Joe Rees
- Born: Joe Rees 31 August 1990 (age 35) Swansea, Wales
- Height: 186 cm (6 ft 1 in)
- Weight: 120 kg (18 st 13 lb)

Rugby union career
- Position: Prop
- Current team: Rotherham Titans

Senior career
- Years: Team / Apps / (Points)
- 2012–2014: Ospreys / 23 / (0)
- 2014–2016: Worcester Warriors / 31 / (0)
- 2016–2017: Rotherham Titans / 0 / (0)
- 2017–2019: Merthyr
- 2019–2020: Chinnor
- 2020–: London Scottish
- Correct as of 14 July 2020

International career
- Years: Team / Apps / (Points)
- Wales U20 / 1 / (0)
- Correct as of 10 November 2012

= Joe Rees (rugby union, born 1990) =

Welsh rugby union player

Joe Rees (born 31 August 1990) is a Welsh rugby union player. A prop forward, he plays club rugby for the Ospreys regional team having previously played for Swansea RFC. Rees has also represented Wales at under-20 level.

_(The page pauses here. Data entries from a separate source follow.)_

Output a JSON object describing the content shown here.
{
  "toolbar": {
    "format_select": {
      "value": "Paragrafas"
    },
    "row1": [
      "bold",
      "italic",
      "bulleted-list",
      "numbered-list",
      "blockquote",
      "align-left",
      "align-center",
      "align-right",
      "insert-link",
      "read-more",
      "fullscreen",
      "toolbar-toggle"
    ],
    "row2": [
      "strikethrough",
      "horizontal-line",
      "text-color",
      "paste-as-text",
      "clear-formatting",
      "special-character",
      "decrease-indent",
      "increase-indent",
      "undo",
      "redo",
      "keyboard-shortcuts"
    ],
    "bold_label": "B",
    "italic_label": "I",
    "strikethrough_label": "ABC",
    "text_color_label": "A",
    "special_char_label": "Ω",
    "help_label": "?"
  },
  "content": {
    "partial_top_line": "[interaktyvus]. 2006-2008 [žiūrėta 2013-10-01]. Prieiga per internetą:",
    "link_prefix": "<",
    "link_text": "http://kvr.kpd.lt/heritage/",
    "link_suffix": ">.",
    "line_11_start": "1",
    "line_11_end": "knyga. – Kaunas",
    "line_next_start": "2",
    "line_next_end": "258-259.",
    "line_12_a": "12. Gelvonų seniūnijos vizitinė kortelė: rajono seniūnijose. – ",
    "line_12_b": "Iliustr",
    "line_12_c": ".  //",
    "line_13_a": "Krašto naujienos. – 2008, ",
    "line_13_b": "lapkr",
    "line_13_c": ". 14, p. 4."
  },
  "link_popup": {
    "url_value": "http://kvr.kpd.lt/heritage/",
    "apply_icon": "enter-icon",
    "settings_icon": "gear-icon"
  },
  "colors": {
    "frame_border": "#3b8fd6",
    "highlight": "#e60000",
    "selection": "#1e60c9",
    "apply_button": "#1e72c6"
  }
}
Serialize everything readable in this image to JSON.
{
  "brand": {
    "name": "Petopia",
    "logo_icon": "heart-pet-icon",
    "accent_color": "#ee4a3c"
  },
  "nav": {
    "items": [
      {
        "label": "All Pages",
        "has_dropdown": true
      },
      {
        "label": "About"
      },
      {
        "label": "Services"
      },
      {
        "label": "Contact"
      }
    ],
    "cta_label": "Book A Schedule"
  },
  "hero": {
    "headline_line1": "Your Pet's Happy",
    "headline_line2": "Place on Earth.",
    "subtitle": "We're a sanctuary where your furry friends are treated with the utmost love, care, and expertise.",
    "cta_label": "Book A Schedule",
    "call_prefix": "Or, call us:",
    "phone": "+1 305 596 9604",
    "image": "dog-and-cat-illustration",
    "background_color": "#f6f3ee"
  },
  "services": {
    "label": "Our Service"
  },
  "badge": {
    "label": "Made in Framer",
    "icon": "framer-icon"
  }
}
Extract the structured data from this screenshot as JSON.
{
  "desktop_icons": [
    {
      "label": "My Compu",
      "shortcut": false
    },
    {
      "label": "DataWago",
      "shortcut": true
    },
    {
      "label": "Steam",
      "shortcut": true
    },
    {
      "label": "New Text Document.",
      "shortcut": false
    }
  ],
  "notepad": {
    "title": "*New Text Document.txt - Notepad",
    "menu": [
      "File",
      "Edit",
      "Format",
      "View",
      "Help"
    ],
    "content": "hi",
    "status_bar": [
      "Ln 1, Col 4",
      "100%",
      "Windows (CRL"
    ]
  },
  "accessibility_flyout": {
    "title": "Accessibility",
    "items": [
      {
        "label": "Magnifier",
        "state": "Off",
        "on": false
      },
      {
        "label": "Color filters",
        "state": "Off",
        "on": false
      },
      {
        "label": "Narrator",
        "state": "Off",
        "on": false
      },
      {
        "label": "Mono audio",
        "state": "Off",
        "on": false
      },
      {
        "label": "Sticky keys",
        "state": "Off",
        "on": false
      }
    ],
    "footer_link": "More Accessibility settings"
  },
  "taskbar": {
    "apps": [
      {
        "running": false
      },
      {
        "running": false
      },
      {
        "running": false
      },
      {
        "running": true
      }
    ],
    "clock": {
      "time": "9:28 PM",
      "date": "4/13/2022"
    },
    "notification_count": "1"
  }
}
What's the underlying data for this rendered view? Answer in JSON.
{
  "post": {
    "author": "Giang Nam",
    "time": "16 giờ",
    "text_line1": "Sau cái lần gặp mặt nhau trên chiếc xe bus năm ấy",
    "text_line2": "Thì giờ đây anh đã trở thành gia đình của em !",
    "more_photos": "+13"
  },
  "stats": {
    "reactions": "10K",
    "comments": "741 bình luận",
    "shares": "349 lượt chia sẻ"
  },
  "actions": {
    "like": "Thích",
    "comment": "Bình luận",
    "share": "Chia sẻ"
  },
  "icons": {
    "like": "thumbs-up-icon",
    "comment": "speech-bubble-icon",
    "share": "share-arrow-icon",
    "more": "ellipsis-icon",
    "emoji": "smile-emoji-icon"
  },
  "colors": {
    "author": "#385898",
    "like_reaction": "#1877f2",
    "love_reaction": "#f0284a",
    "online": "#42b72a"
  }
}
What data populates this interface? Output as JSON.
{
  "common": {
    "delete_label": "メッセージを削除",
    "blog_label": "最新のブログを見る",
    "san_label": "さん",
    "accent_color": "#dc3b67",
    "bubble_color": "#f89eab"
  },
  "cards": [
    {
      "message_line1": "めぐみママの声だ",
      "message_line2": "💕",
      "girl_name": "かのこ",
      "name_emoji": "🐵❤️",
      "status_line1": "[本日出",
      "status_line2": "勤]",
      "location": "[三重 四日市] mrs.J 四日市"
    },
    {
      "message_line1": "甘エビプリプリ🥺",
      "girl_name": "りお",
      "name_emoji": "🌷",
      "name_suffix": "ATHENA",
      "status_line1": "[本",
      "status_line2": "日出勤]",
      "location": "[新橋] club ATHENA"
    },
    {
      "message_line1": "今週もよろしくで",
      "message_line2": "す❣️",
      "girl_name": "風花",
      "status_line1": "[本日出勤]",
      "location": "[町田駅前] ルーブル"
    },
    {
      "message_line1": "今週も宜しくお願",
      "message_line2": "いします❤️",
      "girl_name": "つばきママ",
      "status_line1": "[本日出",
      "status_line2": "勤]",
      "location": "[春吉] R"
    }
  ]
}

On 4 February 2014, Rees left Ospreys to join Worcester Warriors in the RFU Championship from the 2014–15 season. On 9 June 2016, Rees left Worcester to join Championship club Rotherham Titans from the 2016–17 season. After stints at both Merthyr and Chinnor, Rees signed for London Scottish ahead of the 2020–21 season.